McGarvey lowered the flaps which acted as huge air brakes, slowing the plane even more, the roar of the wind over the added wing surface suddenly loud.

Ahead, the runway seemed impossibly narrow and much too short.

“I have you in sight. Come right slightly to line up with the runway.”

McGarvey turned the wheel very slightly to the right as he applied a little pressure to the right rudder pedal. The big jet ponderously swung on line, then passed to the right. He had to compensate left, then right before settling in.

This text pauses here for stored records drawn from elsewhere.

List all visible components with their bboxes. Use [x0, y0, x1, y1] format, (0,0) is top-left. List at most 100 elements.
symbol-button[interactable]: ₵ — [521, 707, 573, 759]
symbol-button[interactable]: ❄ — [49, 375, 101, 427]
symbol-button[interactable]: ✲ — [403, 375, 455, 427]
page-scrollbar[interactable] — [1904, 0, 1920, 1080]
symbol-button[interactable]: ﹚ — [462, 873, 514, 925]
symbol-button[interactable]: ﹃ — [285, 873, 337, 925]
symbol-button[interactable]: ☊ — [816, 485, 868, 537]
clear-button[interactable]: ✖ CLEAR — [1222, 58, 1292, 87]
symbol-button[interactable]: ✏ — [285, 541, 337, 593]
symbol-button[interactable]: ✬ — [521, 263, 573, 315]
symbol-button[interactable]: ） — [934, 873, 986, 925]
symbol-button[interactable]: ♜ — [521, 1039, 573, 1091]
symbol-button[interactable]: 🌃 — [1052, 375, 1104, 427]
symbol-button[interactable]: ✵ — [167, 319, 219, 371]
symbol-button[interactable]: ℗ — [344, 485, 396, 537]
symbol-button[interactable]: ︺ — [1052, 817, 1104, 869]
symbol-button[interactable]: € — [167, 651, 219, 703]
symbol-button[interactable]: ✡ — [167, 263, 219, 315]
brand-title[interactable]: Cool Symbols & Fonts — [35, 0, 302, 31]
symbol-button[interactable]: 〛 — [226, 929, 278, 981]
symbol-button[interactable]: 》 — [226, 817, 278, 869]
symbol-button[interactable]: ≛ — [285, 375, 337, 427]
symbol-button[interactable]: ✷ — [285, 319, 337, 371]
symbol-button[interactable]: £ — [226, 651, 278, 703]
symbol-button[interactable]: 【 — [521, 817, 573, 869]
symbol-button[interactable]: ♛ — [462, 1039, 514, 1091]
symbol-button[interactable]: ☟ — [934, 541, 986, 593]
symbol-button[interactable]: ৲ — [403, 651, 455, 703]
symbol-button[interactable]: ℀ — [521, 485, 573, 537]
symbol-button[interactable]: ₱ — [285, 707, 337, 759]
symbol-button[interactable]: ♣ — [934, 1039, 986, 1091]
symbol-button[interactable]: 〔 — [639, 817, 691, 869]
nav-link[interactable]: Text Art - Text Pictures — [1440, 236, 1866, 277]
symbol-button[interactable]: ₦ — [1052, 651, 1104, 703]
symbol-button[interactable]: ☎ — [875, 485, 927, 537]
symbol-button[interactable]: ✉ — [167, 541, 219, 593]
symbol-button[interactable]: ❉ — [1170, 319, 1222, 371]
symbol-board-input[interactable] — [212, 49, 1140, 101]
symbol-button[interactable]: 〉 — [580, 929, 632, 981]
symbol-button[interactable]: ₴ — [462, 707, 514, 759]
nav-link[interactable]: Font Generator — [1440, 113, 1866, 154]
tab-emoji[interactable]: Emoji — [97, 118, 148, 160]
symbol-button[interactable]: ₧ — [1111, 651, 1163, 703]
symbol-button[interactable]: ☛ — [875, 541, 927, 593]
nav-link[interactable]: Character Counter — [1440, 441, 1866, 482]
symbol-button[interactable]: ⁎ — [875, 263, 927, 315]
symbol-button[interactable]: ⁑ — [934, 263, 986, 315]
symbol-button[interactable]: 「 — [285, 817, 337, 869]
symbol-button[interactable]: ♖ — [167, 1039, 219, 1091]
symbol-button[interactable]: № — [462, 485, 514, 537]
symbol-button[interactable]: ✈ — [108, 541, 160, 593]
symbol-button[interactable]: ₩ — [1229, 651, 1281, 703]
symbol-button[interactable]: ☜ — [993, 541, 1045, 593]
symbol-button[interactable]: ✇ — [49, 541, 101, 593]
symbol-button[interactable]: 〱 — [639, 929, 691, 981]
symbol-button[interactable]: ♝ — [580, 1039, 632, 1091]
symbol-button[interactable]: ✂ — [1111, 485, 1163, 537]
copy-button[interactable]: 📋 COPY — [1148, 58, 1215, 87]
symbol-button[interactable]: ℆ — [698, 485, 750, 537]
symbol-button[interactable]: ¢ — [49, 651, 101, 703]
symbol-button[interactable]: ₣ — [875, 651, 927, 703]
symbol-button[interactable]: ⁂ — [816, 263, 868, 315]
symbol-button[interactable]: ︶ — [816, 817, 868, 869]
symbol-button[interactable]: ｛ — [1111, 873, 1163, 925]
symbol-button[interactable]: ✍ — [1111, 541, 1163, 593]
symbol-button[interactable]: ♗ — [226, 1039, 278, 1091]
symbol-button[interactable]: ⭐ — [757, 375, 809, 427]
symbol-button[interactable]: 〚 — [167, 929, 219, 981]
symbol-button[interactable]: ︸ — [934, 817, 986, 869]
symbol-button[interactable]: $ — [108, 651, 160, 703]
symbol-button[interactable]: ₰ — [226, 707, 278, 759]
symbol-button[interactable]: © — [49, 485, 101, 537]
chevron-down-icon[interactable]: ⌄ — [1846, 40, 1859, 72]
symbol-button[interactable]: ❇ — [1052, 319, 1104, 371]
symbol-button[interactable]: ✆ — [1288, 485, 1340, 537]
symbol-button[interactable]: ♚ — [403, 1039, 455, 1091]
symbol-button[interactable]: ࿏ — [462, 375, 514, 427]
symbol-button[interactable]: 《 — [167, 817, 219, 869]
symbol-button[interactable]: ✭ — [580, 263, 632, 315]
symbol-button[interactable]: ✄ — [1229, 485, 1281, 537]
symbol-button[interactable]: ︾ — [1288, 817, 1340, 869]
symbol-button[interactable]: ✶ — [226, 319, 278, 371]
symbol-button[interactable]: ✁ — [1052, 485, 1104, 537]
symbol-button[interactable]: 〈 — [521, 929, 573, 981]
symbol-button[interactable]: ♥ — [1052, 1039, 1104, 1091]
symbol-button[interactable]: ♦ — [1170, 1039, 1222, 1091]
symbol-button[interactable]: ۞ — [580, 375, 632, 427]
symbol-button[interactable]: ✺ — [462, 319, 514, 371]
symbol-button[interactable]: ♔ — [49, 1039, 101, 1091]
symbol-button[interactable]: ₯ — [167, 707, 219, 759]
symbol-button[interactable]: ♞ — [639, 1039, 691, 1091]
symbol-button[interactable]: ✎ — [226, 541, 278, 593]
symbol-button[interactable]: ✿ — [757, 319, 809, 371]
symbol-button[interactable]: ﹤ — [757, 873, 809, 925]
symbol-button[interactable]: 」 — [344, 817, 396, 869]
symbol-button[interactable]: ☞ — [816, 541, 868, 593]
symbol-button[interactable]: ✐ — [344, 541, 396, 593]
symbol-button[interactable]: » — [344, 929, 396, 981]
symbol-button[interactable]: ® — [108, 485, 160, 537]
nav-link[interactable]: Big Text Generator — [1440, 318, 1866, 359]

“You’re at eight thousand feet, glide path a little high. Reduce throttles to the third mark, and flaps to ten degrees.”

McGarvey did both, remembering to adjust the trim each time, and the plane slowed even further, the roar now very loud.

“Looking good,” Kinstry said. “Reduce throttles to the fourth position, and increase flaps to twenty degrees-maximum.”

The big jetliner was no longer so easy to handle even with the trim tabs properly adjusted. The controls seemed sluggish and unresponsive, and McGarvey got the unsettling impression that the jetliner was hanging in the air by the very narrowest of speed margins just above a stall.

“Your glide path is a little low, pull up the nose.”

McGarvey eased the wheel back, and the stall horn began 368

beeping shrilly, a red stall-indicator lighting on the panel flashing brightly.

“I’m getting a stall warning,” McGarvey radioed.

“Don’t worry about it. Your glide path is looking good, bring it right a little more.

From now on you’ll probably have to hold a little right rudder, looks as if you have a slight crosswind.”

The plane came right and lined up perfectly this time. The stall warning continued to buzz.

“At one thousand feet, glide path is a little low, pull up,” Kinstry said.

The stall warning continued to buzz, and now the runway was definitely too small by at least a factor of ten, maybe more.

“At eight hundred feet, glide path still a little low, pull up.”